Brahms Quintets Op. 34 & Op. 115 by Brahms. Performed by Tokyo String Quartet (Jon Nakamatsu and Jon Manasse), Harmonia Mundi, 2012.
Franz Schubert String Quintet op. 163 by Schubert. Performed by the Arcanto Quartett and Olivier Marron, Harmonia Mundi, 2012.
By Jonathan Blumhofer.
Three of the nineteenth century’s greatest quintets are the focus of two fine, new recordings on the Harmonia Mundi label. On the first, Brahms’s autumnal Clarinet Quintet is paired with his early Piano Quintet on an album featuring the Tokyo String Quartet joined, respectively, by clarinetist Jon Manasse and pianist Jon Nakamatsu. The second features Schubert’s valedictory String Quintet with the Arcanto Quartett and guest cellist Olivier Marron.
Chamber music fans will know that the current season will be the last for the extraordinary Tokyo String Quartet (TSQ), which opted to disband rather than replace retiring violinist Kikuei Ikada and violist Kazuhide Isomura. Whether or not premonitions of the group’s impending end can be read into their performances on this all-Brahms disc, one can’t help but feel the ensemble’s deep familiarity with and love for this music: their decades of playing together shines through every track.
This is especially true of the performance of the Clarinet Quintet, which possesses a powerfully melancholy restraint. It isn’t exactly a sad piece, but it is one that’s filled with the wisdom of experience; it’s the score one might find next to the dictionary definition of the word “bittersweet.”

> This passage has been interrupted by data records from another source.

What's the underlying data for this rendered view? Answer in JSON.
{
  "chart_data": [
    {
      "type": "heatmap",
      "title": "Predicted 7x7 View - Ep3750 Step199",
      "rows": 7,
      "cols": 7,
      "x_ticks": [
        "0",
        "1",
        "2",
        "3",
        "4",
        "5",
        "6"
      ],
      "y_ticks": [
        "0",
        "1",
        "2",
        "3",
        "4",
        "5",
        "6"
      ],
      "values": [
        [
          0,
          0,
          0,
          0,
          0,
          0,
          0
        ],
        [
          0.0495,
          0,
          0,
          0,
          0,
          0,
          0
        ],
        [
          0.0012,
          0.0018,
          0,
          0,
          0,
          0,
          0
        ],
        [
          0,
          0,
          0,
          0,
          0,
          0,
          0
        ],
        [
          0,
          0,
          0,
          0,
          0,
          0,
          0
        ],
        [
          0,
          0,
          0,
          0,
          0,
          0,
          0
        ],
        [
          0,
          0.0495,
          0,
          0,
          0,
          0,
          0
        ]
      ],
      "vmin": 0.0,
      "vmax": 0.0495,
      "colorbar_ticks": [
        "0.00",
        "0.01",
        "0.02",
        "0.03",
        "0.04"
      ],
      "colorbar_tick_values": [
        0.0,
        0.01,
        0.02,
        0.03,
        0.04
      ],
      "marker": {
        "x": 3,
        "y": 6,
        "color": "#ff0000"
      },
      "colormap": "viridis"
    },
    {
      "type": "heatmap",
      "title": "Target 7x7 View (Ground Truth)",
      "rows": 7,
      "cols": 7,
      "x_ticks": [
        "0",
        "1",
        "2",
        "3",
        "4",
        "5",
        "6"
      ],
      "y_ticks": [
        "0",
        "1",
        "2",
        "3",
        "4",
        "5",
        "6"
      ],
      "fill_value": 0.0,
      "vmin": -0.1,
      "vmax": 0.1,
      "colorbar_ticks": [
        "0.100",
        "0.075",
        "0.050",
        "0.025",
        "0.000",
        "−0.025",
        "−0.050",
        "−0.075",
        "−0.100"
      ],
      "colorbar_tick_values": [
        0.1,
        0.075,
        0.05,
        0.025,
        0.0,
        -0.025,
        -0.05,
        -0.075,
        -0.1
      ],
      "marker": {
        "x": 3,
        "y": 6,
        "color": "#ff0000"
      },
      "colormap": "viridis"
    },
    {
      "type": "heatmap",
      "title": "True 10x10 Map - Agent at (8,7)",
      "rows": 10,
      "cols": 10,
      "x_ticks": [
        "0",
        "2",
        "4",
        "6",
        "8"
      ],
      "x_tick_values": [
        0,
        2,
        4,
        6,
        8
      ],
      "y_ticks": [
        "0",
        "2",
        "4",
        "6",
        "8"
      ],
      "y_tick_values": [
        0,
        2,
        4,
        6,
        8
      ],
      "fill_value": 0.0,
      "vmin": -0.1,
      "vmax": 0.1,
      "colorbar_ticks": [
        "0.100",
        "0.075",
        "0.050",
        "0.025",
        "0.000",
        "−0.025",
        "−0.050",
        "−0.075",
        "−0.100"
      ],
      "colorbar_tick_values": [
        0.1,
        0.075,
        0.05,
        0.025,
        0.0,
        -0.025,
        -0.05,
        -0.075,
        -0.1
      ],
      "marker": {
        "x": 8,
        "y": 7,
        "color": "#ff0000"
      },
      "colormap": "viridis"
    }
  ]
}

And so is this performance. The TSQ has recorded the Clarinet Quintet three times now (most recently with Richard Stoltzman), and their playing here is warm throughout, often glowing and occasionally fanning into a crackling flame. Tempos are appropriately relaxed but never slow—this performance feels a bit more expansive than the ensemble’s earlier effort, but it actually clocks in slightly faster. Go figure. Mr. Manasse’s liquid tone bubbles with great charm in the perky third movement and soars in the famous Adagio.
In the Piano Quintet, the TSQ, joined by Mr. Nakamatsu, give an appropriately fiery performance of this early masterpiece. The slow movement unfolds with serene pacing and beauty, while the mighty, outer movements are packed with energy and the Scherzo features a kind of grim humor, all of which is profoundly satisfying.
There is certainly no shortage of recordings of any of these pieces, but the TSQ has more than earned the right to make one last pass through the Brahms quintets. What is there to make, then, of another recording of the Schubert String Quintet? Quite a bit, actually. The Arcanto Quartett has been around for a decade now and is made up of four of Europe’s finest instrumentalists, all of whom play lots of contemporary music. As a result, they tend to tackle the standard repertoire with gusto and insight gleaned from working alongside living composers. And it shows here.
This is a performance that’s taut, energetic, and muscular. There’s a briskness to some of their tempos (the ethereal second movement clocks in nearly 90 seconds shorter than the Borodin Quartet’s 1993 recording), but nothing feels rushed. That and textural clarity is clearly balanced in even the most contrapuntal sections. Mr. Marron’s account of the first cello part might not top Mstislav Rostropovich’s poetic account with the Emersons (available on Deutsche Gramophone), but he comes close to equaling it. All in all, it’s a terrific deal (even if it might have been nice to include a little bit of filler on a 52-minute disc).